Гастрэктомия с эзофагоеюнодуоденопластикой (Положение больного на операционном столе)

Положение больного на операционном столе и расположение участников операции определяются избранным доступом. Необходимость полного удаления желудка часто возникает при раке выходного отдела и тела его, что дает возможность выполнить эту операцию одним из описанных выше абдоминальных доступов. В связи с этим и описание техники гастрэктомии мы приводим применительно к абдоминальному подходу.

Последовательность основных этапов операции в общем остается такой же и при торако-абдоминальном доступе. К последнему прибегают при поражении абдоминального отдела пищевода, выявленном еще до операции.

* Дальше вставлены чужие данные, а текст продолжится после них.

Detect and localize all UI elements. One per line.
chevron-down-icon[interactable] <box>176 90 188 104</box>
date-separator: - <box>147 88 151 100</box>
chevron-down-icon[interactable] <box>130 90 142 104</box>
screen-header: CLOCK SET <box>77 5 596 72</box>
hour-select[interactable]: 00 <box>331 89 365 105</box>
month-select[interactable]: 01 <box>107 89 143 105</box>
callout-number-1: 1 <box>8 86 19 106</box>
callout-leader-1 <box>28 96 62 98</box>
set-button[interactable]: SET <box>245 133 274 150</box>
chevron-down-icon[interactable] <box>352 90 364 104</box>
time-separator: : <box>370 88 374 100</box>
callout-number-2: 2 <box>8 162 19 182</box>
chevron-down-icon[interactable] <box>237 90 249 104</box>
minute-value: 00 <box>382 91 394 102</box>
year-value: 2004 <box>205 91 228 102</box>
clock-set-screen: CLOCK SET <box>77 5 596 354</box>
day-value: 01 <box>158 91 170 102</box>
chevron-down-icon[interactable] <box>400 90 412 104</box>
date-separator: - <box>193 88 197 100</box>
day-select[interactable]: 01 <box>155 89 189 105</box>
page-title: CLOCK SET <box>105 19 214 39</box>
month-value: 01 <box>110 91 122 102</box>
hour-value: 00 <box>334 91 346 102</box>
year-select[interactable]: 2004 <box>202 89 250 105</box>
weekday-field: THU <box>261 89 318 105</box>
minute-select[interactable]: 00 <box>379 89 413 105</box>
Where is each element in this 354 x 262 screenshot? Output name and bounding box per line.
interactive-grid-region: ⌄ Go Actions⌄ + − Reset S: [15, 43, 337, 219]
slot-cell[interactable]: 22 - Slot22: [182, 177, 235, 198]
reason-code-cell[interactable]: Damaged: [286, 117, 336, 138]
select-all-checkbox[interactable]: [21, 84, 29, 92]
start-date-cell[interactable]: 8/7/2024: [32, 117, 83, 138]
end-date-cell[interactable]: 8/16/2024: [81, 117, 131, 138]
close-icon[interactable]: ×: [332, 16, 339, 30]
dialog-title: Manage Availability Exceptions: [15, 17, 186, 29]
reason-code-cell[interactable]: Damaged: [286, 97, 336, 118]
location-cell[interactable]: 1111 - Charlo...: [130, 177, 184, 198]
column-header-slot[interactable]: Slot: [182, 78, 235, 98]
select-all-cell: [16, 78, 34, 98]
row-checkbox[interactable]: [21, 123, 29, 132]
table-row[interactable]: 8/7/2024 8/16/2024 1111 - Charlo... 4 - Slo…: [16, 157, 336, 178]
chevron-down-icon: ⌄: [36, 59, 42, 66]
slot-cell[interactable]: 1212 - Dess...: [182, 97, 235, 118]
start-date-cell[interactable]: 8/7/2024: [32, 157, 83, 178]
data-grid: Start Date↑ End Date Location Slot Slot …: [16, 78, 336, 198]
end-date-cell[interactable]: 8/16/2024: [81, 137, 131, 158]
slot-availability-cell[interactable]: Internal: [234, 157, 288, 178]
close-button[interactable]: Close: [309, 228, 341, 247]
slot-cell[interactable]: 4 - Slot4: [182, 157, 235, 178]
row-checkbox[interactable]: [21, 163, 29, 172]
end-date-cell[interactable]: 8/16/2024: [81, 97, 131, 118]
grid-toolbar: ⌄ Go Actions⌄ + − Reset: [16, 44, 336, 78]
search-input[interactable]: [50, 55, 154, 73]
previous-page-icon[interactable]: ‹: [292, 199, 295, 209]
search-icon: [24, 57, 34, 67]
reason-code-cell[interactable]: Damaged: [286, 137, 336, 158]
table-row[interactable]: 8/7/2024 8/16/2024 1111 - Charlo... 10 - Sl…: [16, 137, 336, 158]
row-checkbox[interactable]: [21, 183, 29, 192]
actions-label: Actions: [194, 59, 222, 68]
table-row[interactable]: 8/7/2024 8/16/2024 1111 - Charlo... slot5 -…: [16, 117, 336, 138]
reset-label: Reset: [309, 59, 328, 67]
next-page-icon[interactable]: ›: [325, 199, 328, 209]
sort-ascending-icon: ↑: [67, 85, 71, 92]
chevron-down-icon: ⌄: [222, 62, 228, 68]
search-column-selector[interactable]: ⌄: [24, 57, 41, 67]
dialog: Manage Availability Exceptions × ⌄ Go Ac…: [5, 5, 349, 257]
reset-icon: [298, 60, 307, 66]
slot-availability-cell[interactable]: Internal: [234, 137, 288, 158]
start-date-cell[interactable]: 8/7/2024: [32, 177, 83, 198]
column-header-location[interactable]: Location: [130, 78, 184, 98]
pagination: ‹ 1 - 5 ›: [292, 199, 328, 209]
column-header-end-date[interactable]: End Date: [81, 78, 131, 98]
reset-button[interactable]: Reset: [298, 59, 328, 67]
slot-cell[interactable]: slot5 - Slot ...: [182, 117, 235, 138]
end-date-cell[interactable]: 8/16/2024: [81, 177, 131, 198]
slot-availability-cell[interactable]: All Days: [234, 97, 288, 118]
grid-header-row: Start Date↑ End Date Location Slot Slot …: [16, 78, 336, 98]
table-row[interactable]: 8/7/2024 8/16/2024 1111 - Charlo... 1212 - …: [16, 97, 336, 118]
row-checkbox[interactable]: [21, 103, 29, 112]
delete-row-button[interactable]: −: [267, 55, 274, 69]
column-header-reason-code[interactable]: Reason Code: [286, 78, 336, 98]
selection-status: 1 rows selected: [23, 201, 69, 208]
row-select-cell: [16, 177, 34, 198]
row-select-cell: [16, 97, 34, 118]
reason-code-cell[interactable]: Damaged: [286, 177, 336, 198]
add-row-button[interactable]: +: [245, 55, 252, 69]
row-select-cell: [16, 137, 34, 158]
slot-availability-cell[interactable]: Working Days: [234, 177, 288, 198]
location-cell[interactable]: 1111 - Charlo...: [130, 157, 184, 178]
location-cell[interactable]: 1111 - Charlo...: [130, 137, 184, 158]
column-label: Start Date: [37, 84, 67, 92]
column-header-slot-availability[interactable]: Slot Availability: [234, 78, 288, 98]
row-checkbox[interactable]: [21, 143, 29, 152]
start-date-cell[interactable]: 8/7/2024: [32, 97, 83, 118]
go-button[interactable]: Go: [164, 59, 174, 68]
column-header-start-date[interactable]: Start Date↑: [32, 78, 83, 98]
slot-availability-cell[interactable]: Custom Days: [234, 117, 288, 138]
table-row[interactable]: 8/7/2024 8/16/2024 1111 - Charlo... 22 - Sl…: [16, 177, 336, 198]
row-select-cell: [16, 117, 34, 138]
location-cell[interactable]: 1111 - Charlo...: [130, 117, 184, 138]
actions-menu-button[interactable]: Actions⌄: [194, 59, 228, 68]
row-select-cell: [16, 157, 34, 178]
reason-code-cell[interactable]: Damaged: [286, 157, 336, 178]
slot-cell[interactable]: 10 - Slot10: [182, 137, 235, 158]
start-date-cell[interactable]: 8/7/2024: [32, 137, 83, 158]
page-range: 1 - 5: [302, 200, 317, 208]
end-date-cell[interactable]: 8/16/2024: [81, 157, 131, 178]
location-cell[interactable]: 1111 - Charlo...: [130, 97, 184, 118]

Однако иногда, начав операцию абдоминальным путем, хирург в процессе мобилизации устанавливает, что он при этом доступе даже после диафрагмотомии, не сможет резецировать пищевод в пределах здоровых тканей и надежно наложить эзофагоеюноанастомоз. Перевод доступа в комбинированный, особенно при верхне-срединной лапаротомии или парамедианном разрезе, достаточно травматичен, поэтому в таких случаях целесообразно расчленить операцию на два этапа.

Абдоминальным путем производят полностью мобилизацию, отсекают желудок от двенадцатиперстной кишки, ушивают ее культю и проводят через окно в mesocolon петлю тощей кишки. Затем, зашив рану брюшной стенки, больного поворачивают на правый бок и укладывают в положение для торакотомии в седьмом-восьмом меж-реберье. Производят торакотомию с пересечением реберной дуги и диафрагмотомию.

Извлекают желудок из брюшной полости и, если нужно, дополнительно мобилизуют пищевод. После этого приступают к завершающим этапам операции: удалению желудка с частью пищевода, наложению пищеводно-кишечного и межкишечного анастомозов. Следует подчеркнуть, что такой план операции всегда является вынужденным и с анестезиологических позиций имеет отрицательные стороны.